GrandparentsDear Grandchildren,

It’s March 16, 2013 and we’re all in a dither about the debt we’re passing along to you.  Yes, it’s a big one.  The lines on the charts look devastating indeed:

National debt by administration

We chose to ignore the actual debt and real deficit reduction efforts in order to focus on cutting the “size of government” in your life so you could have more “freedom.”

National Debt Presidencies But, all this said, we are leaving you some bills we sincerely hope you can pay!  In our fervor to erase the national budget deficits and reduce the level of national debt we left a few things for you to do to pick up after us, we hope you don’t mind.

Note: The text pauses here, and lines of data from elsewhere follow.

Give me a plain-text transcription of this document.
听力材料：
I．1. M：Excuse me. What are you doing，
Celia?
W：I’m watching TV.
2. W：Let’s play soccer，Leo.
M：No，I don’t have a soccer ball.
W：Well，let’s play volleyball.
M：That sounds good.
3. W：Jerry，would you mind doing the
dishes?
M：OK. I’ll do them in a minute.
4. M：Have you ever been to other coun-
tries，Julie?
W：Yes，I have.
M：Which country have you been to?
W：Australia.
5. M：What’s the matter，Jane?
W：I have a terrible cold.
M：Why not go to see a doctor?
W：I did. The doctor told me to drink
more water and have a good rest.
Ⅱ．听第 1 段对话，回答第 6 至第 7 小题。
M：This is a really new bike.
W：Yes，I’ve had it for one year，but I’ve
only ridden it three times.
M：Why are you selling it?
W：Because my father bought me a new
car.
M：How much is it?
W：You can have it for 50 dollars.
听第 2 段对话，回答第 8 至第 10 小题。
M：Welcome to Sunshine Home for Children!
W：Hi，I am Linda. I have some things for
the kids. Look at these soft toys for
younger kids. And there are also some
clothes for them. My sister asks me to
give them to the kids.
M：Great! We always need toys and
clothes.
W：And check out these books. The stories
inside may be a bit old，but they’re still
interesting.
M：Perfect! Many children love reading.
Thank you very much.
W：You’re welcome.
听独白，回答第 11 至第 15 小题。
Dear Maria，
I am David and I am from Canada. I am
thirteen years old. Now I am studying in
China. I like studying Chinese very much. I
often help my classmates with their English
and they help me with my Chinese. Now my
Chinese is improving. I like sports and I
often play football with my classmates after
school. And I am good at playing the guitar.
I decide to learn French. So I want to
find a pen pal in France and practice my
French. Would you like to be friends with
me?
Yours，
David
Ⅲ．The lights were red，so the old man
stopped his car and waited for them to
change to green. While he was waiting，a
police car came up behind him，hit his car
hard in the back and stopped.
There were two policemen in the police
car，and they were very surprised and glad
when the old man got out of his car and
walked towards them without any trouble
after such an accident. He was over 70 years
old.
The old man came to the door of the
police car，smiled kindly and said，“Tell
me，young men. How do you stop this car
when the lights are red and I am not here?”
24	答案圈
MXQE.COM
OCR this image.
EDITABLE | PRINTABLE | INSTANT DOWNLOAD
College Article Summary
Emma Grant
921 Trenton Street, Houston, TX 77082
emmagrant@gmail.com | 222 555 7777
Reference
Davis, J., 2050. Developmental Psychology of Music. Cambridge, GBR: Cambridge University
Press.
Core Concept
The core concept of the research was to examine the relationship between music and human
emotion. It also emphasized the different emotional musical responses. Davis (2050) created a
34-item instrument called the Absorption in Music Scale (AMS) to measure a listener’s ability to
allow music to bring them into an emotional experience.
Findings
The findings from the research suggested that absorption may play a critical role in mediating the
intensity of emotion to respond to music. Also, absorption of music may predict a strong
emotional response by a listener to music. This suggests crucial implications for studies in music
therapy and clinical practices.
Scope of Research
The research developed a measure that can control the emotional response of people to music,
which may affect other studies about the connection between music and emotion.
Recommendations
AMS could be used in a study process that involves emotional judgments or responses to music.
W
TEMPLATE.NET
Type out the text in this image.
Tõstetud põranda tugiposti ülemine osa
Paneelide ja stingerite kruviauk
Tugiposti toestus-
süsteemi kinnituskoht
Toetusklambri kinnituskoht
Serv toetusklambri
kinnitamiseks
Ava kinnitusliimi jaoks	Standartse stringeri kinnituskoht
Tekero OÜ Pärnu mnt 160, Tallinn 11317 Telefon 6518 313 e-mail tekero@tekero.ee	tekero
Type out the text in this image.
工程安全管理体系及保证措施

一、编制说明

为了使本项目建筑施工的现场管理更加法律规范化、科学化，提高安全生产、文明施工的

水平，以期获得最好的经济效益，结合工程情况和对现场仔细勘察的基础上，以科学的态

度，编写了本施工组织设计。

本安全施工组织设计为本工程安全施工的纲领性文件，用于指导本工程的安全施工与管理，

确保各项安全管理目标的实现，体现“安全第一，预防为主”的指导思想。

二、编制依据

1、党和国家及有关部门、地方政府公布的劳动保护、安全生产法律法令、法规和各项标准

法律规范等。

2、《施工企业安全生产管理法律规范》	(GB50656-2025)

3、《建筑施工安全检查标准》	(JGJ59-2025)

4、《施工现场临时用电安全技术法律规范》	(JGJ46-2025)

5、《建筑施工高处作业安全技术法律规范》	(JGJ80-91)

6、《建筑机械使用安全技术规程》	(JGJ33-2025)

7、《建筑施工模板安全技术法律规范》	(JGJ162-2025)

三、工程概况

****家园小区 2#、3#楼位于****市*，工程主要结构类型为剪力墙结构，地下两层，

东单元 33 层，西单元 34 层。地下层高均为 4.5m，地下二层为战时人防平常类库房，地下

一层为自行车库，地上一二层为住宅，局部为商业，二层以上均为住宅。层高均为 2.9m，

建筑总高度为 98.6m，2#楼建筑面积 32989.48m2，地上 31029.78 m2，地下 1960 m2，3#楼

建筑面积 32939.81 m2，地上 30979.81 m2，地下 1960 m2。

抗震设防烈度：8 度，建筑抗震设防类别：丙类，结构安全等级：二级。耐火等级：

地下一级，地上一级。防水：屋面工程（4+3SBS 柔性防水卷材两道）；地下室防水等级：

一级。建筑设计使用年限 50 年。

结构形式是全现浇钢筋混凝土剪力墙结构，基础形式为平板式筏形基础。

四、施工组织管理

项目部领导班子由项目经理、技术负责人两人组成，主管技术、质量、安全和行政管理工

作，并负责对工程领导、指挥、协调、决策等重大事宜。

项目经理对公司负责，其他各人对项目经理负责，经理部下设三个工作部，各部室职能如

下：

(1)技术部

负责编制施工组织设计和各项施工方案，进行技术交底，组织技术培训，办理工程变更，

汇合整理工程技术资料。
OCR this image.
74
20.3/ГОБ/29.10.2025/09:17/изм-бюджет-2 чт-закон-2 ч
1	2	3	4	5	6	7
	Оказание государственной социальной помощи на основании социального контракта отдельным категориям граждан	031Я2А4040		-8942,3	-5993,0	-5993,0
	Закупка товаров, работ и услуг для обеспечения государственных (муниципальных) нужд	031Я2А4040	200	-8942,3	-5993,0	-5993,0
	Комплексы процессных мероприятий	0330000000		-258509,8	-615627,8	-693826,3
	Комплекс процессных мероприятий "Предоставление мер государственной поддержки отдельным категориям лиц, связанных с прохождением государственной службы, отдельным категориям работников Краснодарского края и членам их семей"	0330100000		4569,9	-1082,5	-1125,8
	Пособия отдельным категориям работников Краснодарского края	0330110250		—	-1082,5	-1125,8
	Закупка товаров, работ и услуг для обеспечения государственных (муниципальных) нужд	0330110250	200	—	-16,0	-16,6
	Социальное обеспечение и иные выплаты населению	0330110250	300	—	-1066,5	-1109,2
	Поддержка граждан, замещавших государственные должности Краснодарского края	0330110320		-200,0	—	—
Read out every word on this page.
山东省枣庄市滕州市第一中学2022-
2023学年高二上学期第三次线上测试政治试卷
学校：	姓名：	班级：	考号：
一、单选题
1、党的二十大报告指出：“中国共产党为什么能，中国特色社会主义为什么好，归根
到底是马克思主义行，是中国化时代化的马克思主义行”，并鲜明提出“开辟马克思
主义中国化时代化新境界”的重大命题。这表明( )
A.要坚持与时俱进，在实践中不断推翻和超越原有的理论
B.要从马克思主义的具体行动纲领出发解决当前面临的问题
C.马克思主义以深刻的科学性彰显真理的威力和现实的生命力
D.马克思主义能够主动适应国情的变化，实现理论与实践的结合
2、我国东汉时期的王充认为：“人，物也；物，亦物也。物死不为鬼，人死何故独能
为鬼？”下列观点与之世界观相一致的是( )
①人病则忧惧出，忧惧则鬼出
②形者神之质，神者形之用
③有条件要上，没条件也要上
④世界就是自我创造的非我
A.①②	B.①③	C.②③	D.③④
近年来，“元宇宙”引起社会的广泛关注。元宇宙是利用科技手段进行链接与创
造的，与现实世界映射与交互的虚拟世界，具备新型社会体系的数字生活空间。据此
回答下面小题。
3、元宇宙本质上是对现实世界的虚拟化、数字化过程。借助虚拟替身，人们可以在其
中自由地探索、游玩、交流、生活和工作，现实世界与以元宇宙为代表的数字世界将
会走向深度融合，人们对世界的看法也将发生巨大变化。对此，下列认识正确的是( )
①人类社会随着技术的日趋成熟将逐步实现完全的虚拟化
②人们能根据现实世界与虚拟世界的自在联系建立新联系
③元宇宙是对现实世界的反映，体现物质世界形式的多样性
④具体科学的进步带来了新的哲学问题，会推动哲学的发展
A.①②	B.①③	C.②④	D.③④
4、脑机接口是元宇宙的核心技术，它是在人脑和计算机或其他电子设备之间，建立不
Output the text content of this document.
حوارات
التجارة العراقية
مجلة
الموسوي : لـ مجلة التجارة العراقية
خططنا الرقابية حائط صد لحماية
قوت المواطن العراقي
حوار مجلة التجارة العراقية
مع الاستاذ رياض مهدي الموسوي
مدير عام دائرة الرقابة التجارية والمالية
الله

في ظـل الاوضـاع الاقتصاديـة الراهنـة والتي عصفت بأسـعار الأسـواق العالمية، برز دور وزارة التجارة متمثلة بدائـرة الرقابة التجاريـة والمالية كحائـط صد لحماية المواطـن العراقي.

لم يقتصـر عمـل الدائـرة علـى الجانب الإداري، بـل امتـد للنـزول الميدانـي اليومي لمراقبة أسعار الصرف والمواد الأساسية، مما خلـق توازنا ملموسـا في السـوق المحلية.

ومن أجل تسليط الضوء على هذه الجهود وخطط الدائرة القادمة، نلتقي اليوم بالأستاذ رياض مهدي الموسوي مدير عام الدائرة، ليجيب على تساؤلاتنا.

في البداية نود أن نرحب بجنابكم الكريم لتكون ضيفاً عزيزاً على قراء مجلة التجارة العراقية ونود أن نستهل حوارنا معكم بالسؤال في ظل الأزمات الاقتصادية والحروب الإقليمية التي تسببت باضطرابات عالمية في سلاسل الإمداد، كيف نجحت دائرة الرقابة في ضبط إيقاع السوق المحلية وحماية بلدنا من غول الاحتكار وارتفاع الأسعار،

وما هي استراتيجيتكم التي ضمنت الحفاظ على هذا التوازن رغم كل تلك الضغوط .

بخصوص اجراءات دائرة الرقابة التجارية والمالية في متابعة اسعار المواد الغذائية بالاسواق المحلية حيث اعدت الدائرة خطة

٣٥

The Water Bill:    We knew that as of 2009, and more information is coming on March 19, 2013, that we were running up an $11 billion per year backlog of funding to replace aging water system components.  In reality, the 2009 report wasn’t our first clue:

“The Congressional Budget Office (CBO) concluded in 2003 that “current funding from all levels of government and current revenues generated from ratepayers will not be sufficient to meet the nation’s future demand for water infrastructure.” The CBO estimated the nation’s needs for drinking water investments at between $10 billion and $20 billion over the next 20 years.” (emphasis added)

We knew that there had been a 159% increase in the demand for clean drinking water between 1950 and 2000, but we did precious little about the issue.  We moaned about the ARRA’s expenditures for water treatment, about how it would run up the Debt, so our Congress appropriated a “drop in the bucket.”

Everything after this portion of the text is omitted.